Why the Supreme Court’s big Obamacare case never should have been filed
King v Burwell, the lawsuit before the Supreme Court that conservatives regard as their last big hope to destroy the Affordable Care Act, has been coming apart on the merits for months.
Now there’s evidence that it was never even properly filed. Pressure is growing on the Supreme Court to drop the case because of doubts that its plaintiffs have any standing to sue: “It would be highly improper (and embarrassing) for the Court to decide the merits of such an important case” when there are such doubts, writes Gerard Magliocca of Indiana University school of law.
The fraying of the lawsuit’s claims and the doubts about its plaintiffs’ standing point to the fundamental problem with King v Burwell: it’s an ideological attack on Obamacare, ginned up by the Cato Institute among others, masquerading as a rule-of-law case.
Here’s the background.
King v Burwell asserts that it’s illegal for the government to be handing out tax subsidies for health plans in the individual market in roughly three dozen states that relied on the federal government to run insurance exchanges for them (via healthcare.gov) rather than setting up their own state exchanges.
The case relies on a five-word phrase in one provision of the Affordable Care Act, which refers to “exchanges established by the state.” The lawsuit’s promoters say that rules out subsidies in healthcare.gov states.
The problem with this argument is that it’s contradicted by the rest of the ACA; by the explicit goals of the ACA (which include bringing affordable insurance to all Americans); by the Congressional drafters of the bill, who say the idea always was to deliver subsidies to all who qualified by income; and by the governors of several healthcare.gov states, who say they never thought their failure to set up state exchanges would deprive their citizens of subsidies.
Moreover, according to judicial precedent, the executive branch is empowered to interpret any ambiguity in a law to resolve the problem, as long as the interpretation is plausible according to that law.
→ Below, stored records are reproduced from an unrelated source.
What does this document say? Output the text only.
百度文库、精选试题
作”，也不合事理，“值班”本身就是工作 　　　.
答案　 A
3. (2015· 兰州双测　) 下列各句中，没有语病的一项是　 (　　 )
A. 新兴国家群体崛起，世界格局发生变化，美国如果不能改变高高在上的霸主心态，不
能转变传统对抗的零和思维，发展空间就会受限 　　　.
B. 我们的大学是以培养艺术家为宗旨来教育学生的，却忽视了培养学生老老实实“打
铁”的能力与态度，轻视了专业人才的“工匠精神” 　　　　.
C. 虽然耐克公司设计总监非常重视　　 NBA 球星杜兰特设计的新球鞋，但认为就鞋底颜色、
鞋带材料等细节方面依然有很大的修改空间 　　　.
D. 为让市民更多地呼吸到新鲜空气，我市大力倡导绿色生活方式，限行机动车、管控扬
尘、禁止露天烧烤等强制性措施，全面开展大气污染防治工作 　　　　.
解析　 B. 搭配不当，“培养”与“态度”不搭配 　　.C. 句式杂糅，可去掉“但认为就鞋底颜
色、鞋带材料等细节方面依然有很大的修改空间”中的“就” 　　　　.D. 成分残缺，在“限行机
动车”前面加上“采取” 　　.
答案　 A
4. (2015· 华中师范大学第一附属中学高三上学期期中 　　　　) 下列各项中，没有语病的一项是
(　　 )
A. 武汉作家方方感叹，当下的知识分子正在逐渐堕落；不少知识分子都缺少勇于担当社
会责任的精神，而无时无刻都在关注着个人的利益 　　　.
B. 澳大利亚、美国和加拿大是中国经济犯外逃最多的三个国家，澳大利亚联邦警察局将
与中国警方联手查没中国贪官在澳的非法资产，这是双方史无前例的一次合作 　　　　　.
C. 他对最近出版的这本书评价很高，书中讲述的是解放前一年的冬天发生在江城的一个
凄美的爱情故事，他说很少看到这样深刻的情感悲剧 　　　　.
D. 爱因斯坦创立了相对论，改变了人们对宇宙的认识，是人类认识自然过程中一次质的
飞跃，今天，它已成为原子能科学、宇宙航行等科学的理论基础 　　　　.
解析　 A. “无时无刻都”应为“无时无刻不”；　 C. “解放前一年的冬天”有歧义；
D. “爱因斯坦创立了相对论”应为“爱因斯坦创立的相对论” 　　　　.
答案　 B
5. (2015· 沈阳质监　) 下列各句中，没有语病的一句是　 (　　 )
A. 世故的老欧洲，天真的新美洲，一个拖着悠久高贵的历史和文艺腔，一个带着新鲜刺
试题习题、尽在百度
In this case, the IRS ruled that the law means that subsidies are available in all states.
Affordable insurance for least 5 million and possibly more than 8 million Americans who receive subsidies for their health plans in those three dozen states hangs in the balance. If the Court rules for the plaintiffs, the individual insurance markets in those states are likely to collapse.
That brings us to the latest wrinkle, the question of “standing.” The Constitution effectively states that lawsuits in federal courts can only be brought by plaintiffs who reasonably believe they have been injured by the defendant (in this case, the government by enforcing the ACA). Those plaintiffs have standing to sue.
For the King case, anti-Obamacare forces appear to have conjured up their legal argument first, then went trawling for plaintiffs to put their names to the complaint. It looks like they may have botched the job.
The top named plaintiff, David King, turns out to be a Vietnam veteran who is likely eligible for free medical care through the VA. The Journal reports he already holds a VA identification card and has received VA care, which means he’s not required to sign up for insurance via Obamacare and isn’t affected by its insurance mandate.
A second plaintiff, Doug Hurst, is also a Vietnam vet and also has reported income that would make him eligible for large subsidies for ACA plans, undermining his claim to be injured by the ACA.
Plaintiff Brenda Levy will be eligible for Medicare in June, probably before the Supreme Court rules on the case, and thus has “no stake in the case once she turns 65,” says Nicholas Bagley of the University of Michigan. “It will be moot as to her.” She told Mother Jones she has no idea how she ended up being named as a plaintiff.
Finally, it’s uncertain that plaintiff Rose Luck even lives in a healthcare.gov state. Her listed address is an extended-stay motel in Virginia, but she’s no longer there. Anyway, she apparently is destitute and therefore unlikely to be required to buy even subsidized insurance under the law.
Some of these plaintiffs may indeed have standing, but the uncertainties of their situations underscores the slipshod nature of King v Burwell. Before they landed on the list, one of the lawsuit’s chief promoters, Michael Cannon of the Cato Institute, tried to recruit former Cato interns as plaintiffs. No such persons ended up on the lawsuit.
Standing is a technicality but it’s not trivial. The issue plays into the Court’s decision to take the King case, which surprised many legal observers because lower courts were still pondering the issues it raised.
Bagley conjectures that “had the Court been apprised of concerns about plaintiffs’ standing when it agreed to take King in November, it might well have taken a pass.” Legal experts say the plaintiff lawyers, who represent the conservative Competitive Enterprise Institute, have a duty to report any doubts about standing to the Court.
Nothing prevents the Court from ruling on King even if the plaintiffs don’t have standing to sue, but legal experts say the justices should at least address the issue. The most likely method may be for them to request supplemental briefs from the parties before they hear oral arguments next month. Either way, the standing mess adds one more joke to a case that already seemed absurd.